A treatment that uses magnetic currents to stimulate parts of the brain appeared to induce remission in patients with treatment-resistant depression, concluded researchers who tested the method in a randomized trial.

You can read a report on the National Institute of Mental Health funded trial online in the May issue of Archives of General Psychiatry. The research was the work of first author Dr Mark S. George, from the Brain Stimulation Division, Department of Psychiatry, at the Medical University of South Carolina, Charleston, and colleagues from this and other research centers in the US.

For some patients with depression, a disabling disease that is costly to treat, psychotherapy and drugs don’t work, and some researchers have suggested that daily transcranial magnetic stimulation (rTMS) of the left prefrontal brain may be an effective alternative.

However, while rTMS has been studied as a potential treatment for depression, the quality of previous research is questionable, said the authors, explaining that one of the problems is how to mask the “sham” condition.

When designing a trial to test a device as opposed to a drug, the equivalent to controlling for the placebo effect is to mask the “sham” condition, ie hiding from participants whether they are receiving “real” exposure or a “sham”.

To mask the “sham” condition in this study, George and colleagues blanked off the magnetic field with a metal plate inserted in the rTMS device. Thus some participants were exposed to a “real” magnetic field (the treatment group), and others were exposed to a “sham” magnetic field (the control group), but none of them knew which group they were in.

They recruited 190 patients with depression who were not on medication and ramdomly assigned 92 to the treatment group and 98 to the control or “sham” group. The patients were attending 4 US university hospital clinics.

The treatment group received magnetic stimulation of the left prefrontal cortex for 37.5 minutes every day for three weeks.

The control group received a sham treatment that gave them the same sensory feeling of being stimulated using a similar coil and electrodes attached to the scalp but no exposure to a magnetic field: the plate was in place inside the device.

86 per cent of the treatment group and 90 per cent of the sham group completed the treatment. Among these the results showed that:

  • For 14.1 per cent of the treatment group, their depression went into remission.
  • This compared with 5.1 per cent in the sham group.
  • The odds of achieving remission were 4.2 times greater in the treatment group.
  • In other words, for every 12 patients receiving this treatment, 1 would remit from depression.

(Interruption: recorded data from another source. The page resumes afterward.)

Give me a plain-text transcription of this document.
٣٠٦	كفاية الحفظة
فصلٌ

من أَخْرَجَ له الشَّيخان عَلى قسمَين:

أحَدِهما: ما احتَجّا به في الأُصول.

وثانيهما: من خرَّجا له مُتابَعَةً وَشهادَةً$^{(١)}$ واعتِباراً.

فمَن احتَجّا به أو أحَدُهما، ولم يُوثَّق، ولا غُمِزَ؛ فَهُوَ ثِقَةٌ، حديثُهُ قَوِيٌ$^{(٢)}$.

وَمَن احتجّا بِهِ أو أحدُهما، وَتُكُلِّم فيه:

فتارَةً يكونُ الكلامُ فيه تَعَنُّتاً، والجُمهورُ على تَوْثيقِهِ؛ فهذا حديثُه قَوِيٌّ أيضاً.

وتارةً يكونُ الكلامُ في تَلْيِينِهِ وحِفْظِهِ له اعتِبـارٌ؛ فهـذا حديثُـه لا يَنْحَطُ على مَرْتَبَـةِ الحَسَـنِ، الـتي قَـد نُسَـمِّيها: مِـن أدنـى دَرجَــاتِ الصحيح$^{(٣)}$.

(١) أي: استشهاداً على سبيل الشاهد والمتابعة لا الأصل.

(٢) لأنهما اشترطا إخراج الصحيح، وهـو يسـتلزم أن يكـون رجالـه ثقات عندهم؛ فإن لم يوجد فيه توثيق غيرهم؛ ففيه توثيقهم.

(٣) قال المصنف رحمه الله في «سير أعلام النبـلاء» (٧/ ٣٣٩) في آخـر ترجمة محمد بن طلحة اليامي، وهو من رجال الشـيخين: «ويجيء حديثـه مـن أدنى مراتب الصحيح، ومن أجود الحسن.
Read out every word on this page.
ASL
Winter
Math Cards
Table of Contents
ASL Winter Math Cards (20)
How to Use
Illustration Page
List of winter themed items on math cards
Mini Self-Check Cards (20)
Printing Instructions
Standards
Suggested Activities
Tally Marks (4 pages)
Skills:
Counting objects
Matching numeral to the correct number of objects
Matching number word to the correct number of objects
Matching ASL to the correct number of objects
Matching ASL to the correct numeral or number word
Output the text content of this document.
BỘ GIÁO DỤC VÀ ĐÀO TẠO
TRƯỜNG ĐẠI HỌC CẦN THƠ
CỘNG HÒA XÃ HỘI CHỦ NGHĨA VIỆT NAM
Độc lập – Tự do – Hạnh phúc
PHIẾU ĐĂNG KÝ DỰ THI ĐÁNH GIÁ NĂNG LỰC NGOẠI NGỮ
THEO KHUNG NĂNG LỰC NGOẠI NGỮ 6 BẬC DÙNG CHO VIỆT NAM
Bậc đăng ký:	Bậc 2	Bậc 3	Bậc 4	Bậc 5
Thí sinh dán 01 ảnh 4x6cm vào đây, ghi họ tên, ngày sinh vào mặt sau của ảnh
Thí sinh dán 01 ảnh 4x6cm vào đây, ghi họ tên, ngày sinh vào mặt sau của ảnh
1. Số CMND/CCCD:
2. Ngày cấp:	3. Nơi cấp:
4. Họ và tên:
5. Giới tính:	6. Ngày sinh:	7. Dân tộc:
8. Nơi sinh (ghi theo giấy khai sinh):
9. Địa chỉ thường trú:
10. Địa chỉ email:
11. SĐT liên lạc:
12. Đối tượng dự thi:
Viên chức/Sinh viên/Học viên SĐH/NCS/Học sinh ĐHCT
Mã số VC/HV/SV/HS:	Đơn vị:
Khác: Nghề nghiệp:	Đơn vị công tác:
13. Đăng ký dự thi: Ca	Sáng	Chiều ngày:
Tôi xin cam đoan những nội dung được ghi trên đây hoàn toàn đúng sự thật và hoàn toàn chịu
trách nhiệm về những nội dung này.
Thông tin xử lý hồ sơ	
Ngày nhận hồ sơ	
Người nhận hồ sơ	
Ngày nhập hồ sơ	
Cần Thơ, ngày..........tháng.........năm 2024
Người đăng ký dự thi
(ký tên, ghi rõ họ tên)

The researchers concluded that:

“Daily left prefrontal rTMS as monotherapy produced statistically significant and clinically meaningful antidepressant therapeutic effects greater than sham.”

They noted that “patients, treaters, and raters were effectively masked”, and in fact this was one of the most important aspects of the study:

“… no one who knew the randomization status of the patient ever came in contact with the patient or interacted with the data,” they wrote, explaining that they developed a new sham system that simulated the stimulation experience so it felt the same as the real thing.

At the end of the treatment phase, patients, treaters and clinical raters (who assessed the patients’ depression) were asked to guess which group they were in: the treatment or the sham group. Only the treaters guessed at a rate that was more accurate than chance, but they were not very confident of their responses, said the authors.

“Daily Left Prefrontal Transcranial Magnetic Stimulation Therapy for Major Depressive Disorder: A Sham-Controlled Randomized Trial.”
Mark S. George; Sarah H. Lisanby; David Avery; William M. McDonald; Valerie Durkalski; Martina Pavlicova; Berry Anderson; Ziad Nahas; Peter Bulow; Paul Zarkowski; Paul E. Holtzheimer III; Theresa Schwartz; Harold A. Sackeim.
Arch Gen Psychiatry, Vol. 67, No. 5, May 2010.